Saturday, March 13, 2010

Feels like a binge

I feel like I binged already today or maybe it's just in my head. When I think about food or see it, I feel as though it's swallowed me...or rather, I've swallowed it. Its mere appearance seems to add pounds to my already large frame, and I feel completely disgusted and utter revulsion. So far today, I have had a medium coffee with a dash of skim milk (20 cals? 50 just to be safe), a caramel light frappuccino from Starbucks (160 cals...ugh!), part of a fundip (10 cals), and gum (50 cals?). I know I'm overexaggerating all of the calories, but I want to be safe. I don't want to unwittingly wake up tomorrow 50 lbs heavier because I didn't calculate correctly. The Starbucks was probably my biggest fault, so I can't eat anymore today. And I'm drinking a sugarfree Red Bull, which is 10 calories.

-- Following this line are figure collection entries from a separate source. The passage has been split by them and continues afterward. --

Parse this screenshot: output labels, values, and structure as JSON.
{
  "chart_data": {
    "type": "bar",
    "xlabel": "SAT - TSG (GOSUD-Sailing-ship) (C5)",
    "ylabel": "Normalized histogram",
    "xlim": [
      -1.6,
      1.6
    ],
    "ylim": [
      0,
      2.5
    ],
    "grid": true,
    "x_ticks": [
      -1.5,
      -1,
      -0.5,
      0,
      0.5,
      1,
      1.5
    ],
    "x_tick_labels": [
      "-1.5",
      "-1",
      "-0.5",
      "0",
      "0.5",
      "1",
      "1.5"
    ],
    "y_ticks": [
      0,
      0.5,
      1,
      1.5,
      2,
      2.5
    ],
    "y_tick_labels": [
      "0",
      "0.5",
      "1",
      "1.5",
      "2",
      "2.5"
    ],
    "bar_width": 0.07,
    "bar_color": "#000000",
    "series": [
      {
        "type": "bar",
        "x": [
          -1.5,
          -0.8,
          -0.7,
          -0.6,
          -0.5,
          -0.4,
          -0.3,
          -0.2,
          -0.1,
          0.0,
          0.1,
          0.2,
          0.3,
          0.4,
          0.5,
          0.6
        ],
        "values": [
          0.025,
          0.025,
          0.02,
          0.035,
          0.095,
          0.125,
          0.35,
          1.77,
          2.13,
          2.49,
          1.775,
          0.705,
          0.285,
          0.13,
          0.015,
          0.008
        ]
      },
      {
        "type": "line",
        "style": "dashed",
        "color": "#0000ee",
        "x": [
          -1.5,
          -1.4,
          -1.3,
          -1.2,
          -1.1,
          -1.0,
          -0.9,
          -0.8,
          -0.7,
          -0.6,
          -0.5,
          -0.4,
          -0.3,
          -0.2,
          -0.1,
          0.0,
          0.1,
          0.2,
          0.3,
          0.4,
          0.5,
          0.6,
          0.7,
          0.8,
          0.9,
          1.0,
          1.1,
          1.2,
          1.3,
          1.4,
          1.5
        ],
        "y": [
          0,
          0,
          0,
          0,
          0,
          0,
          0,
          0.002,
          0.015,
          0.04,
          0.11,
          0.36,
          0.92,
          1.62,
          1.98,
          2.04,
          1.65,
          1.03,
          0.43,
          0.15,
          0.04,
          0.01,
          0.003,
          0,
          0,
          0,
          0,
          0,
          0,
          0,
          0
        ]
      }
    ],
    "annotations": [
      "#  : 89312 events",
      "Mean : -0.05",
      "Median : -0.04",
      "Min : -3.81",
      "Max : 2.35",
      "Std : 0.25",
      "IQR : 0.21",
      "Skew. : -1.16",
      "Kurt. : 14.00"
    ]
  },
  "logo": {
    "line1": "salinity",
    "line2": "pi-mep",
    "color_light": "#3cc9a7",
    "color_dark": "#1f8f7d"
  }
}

I'm having a mini panic attack in the bookstore. I'm just thinking about how horribly I've eaten, how horrendous I look, and how there's this really skinny bitch sitting a few tables away from me without a care in the world. I bought fun dip at Target because it's 50 calories per little pack, and it's not something you can eat much of before it literally destroys your mouth with its sweetness. I never bit the stick, and I had less than half of the powder. It took so much willpower to even open the packet because I felt guilty for just looking at it, let alone actually licking that calorie loaded sugar concoction. So after quickly feeling nauseating and like a complete waste of human flesh, I threw it away and bought my Red Bull and water instead. I'll probably get some black coffee when I'm done because I'm in dire need of caffeine.

Perhaps I'm getting to the point where I just can't eat at all. I feel repulsed, and my body might literally reject food. It's happened many times before. At least I lost 3 pounds from yesterday. But I still feel like a failure. I can't help it.